I'm introverted, sadly, because of low self-esteem. I'm not physically fit, I don't make a lot of money, I don't drive (as I feel too uncoordinated)...it's hard to present myself to someone of the opposite sex because of all that. And I often get misunderstood. People actually think I'm gay, when the truth is I'm too embarrassed to present myself the way I am.
"Introverts don't always have low self esteem and social anxiety, they're not shy or insecure and can like company." I'm literally these things you said Introverts are usually not.
I'm kinda is, but i have low self esteem when socializing or in front of another ppl (except my fam) and i am shy, but others are true, i dont have social anxiety, i'm not insecure and i do like company
I am a more introverted person, and I have social anxiety. My family likes to go places solely to socialize but even though I am almost a teenager I still just choose to hide behind my parents. I’ve had a lot of traumatic experiences in life, and this made me mature much faster. The adults at the parties we attend always drunkenly tell me “go play with the other kids” I’m thankful that my parents get it and they defend me. They understand I will socialize when I want to. And then there are the other times , where it’s kids I know. And when I am especially anxious, I don’t feel good about talking to them. They say “do you hate me now or something?!?!?” I don’t. Then I feel bad so I try to socialize but then that makes me anxious so I try to hide myself anywhere then the adults say “stop hiding. You are being so weird just go play” which makes me even MORE anxious and then eventually I start crying and hiding and then of course EVERYBODY in the room is looking at me and pause the tv or whatever to just look. That is when I feel so horrible. This did happen by the way. Because I’m crying I yell “PLEASE JUST FORGET IM HERE!!! PRETEND I DIED!!!!!” And then I immediately feel bad for yelling. I can’t win. Sorry for rambling, I know most couldn’t care less about my story but I hope some who relate find solitude in the fact that they aren’t weird, and they aren’t the only one that feels this way… good day I guess. Don’t know why I wrote this.
It's so odd and provoking, when my parents and siblings force me to come out of my room. It's also irritating no one knows, what I feel, like being tired.
Yeah psych2go, I just pray that you never fail to surprise me. I am an introvert and never felt so helped in my life before I watched any of your videos. Is Any of your team an introvert (known introvert)?
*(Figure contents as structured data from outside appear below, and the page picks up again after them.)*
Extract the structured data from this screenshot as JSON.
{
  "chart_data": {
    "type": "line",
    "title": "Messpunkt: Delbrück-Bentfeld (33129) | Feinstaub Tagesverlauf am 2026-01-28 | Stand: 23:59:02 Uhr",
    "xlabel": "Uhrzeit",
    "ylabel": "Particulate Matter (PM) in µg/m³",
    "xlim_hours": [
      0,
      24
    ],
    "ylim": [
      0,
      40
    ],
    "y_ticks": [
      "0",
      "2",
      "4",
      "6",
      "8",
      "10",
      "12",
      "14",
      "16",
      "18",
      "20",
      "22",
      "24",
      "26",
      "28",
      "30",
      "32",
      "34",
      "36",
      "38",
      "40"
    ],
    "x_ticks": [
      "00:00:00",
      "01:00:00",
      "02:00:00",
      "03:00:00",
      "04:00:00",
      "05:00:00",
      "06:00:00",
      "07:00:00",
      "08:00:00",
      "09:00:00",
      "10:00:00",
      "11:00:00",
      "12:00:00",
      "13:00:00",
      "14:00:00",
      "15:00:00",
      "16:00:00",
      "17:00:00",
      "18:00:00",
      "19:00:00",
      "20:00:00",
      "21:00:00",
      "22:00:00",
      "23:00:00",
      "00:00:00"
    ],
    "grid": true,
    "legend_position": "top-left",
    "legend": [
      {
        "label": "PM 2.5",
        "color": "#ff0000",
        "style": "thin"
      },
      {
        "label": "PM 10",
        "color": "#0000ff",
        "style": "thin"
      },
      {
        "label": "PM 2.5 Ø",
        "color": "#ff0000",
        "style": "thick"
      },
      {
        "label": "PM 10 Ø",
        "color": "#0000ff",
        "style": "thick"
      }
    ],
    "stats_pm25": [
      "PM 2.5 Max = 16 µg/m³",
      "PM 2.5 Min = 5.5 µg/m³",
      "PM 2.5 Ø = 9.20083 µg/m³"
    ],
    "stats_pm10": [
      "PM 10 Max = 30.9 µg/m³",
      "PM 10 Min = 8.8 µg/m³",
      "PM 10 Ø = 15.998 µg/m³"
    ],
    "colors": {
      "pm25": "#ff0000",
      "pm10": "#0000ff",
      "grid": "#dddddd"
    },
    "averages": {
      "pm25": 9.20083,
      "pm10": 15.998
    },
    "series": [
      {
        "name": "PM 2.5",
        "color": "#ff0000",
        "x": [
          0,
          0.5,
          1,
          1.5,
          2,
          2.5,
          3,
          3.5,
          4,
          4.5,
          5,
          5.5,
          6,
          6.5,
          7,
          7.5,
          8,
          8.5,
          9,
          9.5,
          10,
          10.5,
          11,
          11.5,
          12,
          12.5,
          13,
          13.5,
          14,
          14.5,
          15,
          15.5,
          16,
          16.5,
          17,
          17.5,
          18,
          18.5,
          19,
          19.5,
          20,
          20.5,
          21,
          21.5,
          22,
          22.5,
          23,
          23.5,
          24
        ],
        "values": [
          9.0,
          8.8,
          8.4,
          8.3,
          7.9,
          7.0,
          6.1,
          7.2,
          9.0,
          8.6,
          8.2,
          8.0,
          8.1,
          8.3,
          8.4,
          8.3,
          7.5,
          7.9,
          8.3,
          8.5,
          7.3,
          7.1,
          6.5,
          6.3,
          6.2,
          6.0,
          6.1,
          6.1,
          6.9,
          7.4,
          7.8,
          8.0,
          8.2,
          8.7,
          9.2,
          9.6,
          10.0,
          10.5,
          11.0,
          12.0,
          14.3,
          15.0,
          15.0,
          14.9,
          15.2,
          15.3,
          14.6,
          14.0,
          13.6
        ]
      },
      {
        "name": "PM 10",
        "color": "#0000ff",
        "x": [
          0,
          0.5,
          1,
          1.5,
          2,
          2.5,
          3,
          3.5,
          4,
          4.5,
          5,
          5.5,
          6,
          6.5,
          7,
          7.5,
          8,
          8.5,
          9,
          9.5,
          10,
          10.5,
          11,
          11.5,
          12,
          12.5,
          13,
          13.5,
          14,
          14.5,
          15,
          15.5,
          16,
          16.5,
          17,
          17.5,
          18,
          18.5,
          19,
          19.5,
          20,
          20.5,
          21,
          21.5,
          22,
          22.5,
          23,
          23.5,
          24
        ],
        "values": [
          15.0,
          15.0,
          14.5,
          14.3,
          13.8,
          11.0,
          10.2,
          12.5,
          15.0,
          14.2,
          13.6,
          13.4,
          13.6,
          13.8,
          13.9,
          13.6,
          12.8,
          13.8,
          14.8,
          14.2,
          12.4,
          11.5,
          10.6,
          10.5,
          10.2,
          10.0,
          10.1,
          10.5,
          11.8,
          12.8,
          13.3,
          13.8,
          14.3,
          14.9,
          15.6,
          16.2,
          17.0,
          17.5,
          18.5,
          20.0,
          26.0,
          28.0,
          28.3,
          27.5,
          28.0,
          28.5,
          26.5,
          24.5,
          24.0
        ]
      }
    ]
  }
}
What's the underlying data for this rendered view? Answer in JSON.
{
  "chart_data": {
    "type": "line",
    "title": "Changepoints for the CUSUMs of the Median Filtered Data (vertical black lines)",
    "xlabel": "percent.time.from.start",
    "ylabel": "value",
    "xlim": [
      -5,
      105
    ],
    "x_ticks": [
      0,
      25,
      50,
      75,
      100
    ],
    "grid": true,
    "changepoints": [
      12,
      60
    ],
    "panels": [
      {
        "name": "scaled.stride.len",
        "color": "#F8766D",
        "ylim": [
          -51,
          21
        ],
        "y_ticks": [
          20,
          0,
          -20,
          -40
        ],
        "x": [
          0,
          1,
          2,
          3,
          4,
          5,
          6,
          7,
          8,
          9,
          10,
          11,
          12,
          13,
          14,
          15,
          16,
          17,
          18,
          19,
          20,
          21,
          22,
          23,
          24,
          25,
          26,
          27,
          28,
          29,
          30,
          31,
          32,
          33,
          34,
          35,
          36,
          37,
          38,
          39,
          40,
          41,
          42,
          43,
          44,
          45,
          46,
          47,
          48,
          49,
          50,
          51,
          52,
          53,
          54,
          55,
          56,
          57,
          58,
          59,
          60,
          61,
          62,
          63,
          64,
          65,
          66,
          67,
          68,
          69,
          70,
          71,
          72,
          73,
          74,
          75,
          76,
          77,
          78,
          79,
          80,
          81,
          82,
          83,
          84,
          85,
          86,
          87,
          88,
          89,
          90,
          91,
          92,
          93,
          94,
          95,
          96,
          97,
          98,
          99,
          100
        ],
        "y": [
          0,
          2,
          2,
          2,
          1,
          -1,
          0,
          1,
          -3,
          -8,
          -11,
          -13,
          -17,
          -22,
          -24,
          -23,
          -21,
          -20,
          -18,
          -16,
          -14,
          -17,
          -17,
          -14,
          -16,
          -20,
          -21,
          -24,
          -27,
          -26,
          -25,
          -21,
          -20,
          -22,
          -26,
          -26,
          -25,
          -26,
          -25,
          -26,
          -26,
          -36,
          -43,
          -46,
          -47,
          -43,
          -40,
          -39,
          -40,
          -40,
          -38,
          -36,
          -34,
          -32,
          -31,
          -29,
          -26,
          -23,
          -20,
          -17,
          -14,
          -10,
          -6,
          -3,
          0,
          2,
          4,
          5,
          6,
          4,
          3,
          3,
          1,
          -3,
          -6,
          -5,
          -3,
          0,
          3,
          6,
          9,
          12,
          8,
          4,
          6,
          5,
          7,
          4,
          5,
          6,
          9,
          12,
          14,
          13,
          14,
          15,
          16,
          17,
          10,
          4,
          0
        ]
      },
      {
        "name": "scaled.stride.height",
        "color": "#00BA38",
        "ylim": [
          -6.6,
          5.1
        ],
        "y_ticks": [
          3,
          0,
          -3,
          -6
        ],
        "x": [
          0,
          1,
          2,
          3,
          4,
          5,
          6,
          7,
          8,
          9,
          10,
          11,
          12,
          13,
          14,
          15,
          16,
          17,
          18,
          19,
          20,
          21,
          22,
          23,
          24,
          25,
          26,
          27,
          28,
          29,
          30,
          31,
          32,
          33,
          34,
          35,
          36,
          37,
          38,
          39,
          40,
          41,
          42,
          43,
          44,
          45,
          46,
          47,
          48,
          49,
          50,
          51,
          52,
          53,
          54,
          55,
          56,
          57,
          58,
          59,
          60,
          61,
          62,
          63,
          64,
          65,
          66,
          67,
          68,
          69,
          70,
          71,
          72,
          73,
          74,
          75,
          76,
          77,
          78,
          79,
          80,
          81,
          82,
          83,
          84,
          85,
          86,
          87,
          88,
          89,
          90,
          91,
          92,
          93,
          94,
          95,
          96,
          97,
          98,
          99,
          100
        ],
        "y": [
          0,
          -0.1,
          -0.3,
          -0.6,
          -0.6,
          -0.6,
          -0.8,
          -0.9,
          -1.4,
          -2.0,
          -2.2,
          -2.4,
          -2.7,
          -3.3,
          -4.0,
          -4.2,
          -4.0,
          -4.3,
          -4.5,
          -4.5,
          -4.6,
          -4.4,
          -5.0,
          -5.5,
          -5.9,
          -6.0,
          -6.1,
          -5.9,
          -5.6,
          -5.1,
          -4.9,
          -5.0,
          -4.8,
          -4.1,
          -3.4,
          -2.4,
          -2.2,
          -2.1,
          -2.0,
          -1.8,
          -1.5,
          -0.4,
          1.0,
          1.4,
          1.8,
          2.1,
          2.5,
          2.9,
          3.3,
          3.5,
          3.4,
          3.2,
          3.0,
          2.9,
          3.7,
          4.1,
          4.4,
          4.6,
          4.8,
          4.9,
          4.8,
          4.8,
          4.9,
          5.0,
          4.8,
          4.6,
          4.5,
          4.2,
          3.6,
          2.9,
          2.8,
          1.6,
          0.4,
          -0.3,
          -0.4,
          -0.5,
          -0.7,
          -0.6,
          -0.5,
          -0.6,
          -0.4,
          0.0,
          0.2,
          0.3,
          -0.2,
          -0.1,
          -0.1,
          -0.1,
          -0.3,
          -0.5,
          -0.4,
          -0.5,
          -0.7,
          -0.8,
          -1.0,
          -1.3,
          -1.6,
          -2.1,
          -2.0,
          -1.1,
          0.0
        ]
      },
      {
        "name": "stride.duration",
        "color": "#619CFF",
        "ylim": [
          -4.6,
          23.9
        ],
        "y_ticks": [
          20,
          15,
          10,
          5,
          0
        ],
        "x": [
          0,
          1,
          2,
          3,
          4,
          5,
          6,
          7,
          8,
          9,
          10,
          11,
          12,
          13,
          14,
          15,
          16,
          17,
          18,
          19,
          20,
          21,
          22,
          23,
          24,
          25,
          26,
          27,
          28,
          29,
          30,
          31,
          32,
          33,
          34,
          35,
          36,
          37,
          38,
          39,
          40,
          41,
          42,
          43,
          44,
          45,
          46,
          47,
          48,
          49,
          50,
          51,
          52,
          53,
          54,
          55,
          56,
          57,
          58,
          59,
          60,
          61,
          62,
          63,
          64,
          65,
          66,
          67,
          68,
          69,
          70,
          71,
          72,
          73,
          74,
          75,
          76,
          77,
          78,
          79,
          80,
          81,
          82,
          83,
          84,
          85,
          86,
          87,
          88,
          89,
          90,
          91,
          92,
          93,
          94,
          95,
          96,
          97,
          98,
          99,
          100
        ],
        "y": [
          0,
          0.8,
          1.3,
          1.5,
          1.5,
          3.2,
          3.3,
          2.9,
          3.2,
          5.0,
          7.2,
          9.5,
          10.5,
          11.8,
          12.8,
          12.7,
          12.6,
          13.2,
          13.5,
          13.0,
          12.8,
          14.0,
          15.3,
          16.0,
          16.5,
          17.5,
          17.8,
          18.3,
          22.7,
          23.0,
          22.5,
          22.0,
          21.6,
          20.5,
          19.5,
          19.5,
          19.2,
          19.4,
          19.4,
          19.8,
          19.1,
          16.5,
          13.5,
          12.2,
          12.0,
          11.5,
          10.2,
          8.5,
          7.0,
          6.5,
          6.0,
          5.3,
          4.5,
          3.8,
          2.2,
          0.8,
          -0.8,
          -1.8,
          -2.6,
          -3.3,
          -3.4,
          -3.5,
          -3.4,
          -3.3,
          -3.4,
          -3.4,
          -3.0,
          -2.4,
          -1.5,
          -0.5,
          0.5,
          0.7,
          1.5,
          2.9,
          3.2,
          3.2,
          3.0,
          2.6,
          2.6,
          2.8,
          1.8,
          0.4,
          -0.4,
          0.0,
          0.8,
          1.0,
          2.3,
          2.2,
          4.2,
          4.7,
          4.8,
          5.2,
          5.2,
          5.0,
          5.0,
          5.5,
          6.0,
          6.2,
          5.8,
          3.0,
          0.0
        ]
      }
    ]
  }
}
I needed this video. Not that I am an introvert but I have an introvert friend that I really want to understand and be available. She's been stressed out these days and lots of the things in this video are things she does
Your so wright... I love being alone. And it's so much harder to be with narcistic people. They really can make me mad.... I don't like to be told everytime the same bad thing. There is always something wrong with me!!!! That drains me like instant. And then these people are mad that I want to talk about it and then they say I'm getting loud. That is a bond breaker and the hardest for us to be around
The problem is people are too busy trying to project their insecurities onto others to hide all of their faults and emotional turmoil. That wouldn’t be so bad if folks weren’t trying to use that tactic to manipulate, but whatever I guess.